Wang Hailin, Lu Meiling, Weinfeld Michael, Le Chris X
Environmental Health Sciences Program, Department of Public Health Sciences, University of Alberta, Edmonton, Alberta, Canada T6G 2G3.
Anal Chem. 2003 Jan 15;75(2):247-54. doi: 10.1021/ac026204a.
The stability of antibody and formation of immunocomplexes are essential to high-sensitivity capillary electrophoresis immunoassays (CEIA). However, little attention has been paid to enhancing or maintaining immunocomplex formation and antibody stability to improve the performance of CEIA. We report here the use of nonspecific proteins, such as bovine serum albumin (BSA) and rabbit immunoglobulin (rIgG), to enhance immunocomplex formation and to stabilize antibodies and immunocomplexes for immunoassays. Complexes between DNA adducts of benzo[a]pyrenediol epoxide (BPDE) and their antibodies were examined using capillary electrophoresis with laser-induced fluorescence detection (CE-HF). A tetramethylrhodamine (TMR)-labeled single-stranded oligonucleotide (16-mer) containing a single BPDE adduct was used as a fluorescent probe to study its immunocomplexes with a monoclonal antibody (8E11). To examine the formation of larger complexes, a TMR-labeled secondary antibody (anti-mouse), a primary antibody (mouse monoclonal antibody 5D11), and BPDE adducts in cellular DNA were used. We demonstrate that the use of nonspecific proteins stabilized the antibody and greatly enhanced the formation and stability of the immunocomplexes, resulting in substantial improvements in the detection limit (10-fold) and the reproducibility of the analysis. Another advantageous consequence of the stabilization was a 150-fold reduction of the concentration of the antibody needed for the immunoassay, resulting in reduced background and cost. We successfully applied this technique to the determination of DNA adducts of BPDE using a competitive immunoassay. The results from both small complexes (between a primary antibody and an oligonucleotide) and larger complexes (among a secondary antibody, a primary antibody, and cellular DNA) indicate that the technique can be extended to other immunoassays. We suggest that nonspecific proteins may assist the formation and stabilization of antibody-antigen complexes by maintaining the correct conformation of the antibody and antigen for optimum binding.

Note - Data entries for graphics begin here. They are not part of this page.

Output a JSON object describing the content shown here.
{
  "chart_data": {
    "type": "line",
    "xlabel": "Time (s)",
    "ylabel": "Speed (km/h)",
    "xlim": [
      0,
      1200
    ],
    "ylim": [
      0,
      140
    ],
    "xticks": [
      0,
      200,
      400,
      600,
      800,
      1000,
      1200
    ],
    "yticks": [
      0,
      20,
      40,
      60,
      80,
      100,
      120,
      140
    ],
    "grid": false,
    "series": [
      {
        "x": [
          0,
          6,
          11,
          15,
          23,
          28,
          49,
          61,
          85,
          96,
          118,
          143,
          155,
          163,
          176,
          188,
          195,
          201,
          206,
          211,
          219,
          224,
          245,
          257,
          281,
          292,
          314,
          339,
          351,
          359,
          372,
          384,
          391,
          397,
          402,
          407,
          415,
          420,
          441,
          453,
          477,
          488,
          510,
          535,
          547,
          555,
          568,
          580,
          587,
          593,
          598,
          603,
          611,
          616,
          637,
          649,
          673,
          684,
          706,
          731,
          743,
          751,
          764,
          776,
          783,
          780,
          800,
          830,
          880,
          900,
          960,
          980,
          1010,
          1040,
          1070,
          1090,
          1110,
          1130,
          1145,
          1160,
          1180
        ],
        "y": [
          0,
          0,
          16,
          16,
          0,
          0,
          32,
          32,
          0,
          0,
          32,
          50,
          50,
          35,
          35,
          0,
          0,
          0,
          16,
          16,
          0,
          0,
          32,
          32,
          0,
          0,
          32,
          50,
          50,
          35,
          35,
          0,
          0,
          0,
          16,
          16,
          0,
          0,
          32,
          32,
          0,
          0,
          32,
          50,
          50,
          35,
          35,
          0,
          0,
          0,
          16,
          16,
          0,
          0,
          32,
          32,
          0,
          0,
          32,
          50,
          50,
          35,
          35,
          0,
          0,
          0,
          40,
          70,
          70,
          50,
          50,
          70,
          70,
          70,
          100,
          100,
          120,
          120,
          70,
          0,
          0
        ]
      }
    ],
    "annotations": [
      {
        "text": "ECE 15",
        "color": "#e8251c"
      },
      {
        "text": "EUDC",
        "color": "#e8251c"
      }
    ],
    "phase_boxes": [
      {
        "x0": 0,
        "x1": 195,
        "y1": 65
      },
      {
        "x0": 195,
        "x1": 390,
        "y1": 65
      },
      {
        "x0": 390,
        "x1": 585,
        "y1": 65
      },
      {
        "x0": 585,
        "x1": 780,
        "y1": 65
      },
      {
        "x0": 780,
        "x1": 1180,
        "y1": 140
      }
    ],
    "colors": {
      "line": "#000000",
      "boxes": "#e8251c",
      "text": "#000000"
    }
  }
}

抗体的稳定性和免疫复合物的形成对于高灵敏度毛细管电泳免疫分析(CEIA)至关重要。然而,在增强或维持免疫复合物形成以及抗体稳定性以提高CEIA性能方面,人们关注较少。我们在此报告使用非特异性蛋白质,如牛血清白蛋白(BSA)和兔免疫球蛋白(rIgG),来增强免疫复合物形成,并稳定用于免疫分析的抗体和免疫复合物。使用毛细管电泳结合激光诱导荧光检测(CE-HF)来检测苯并[a]芘二醇环氧化物(BPDE)的DNA加合物与其抗体之间的复合物。一种含有单个BPDE加合物的四甲基罗丹明(TMR)标记的单链寡核苷酸(16聚体)被用作荧光探针,以研究其与单克隆抗体(8E11)的免疫复合物。为了检测更大复合物的形成,使用了TMR标记的二抗(抗小鼠)、一抗(小鼠单克隆抗体5D11)以及细胞DNA中的BPDE加合物。我们证明,使用非特异性蛋白质可稳定抗体,并极大地增强免疫复合物的形成和稳定性,从而使检测限大幅提高(10倍),并改善分析的重现性。稳定化的另一个有利结果是免疫分析所需抗体浓度降低了150倍,从而降低了背景和成本。我们成功地将该技术应用于使用竞争性免疫分析测定BPDE的DNA加合物。来自小复合物(一抗与寡核苷酸之间)和大复合物(二抗、一抗与细胞DNA之间)的结果均表明,该技术可扩展至其他免疫分析。我们认为,非特异性蛋白质可能通过维持抗体和抗原的正确构象以实现最佳结合,从而协助抗体-抗原复合物的形成和稳定。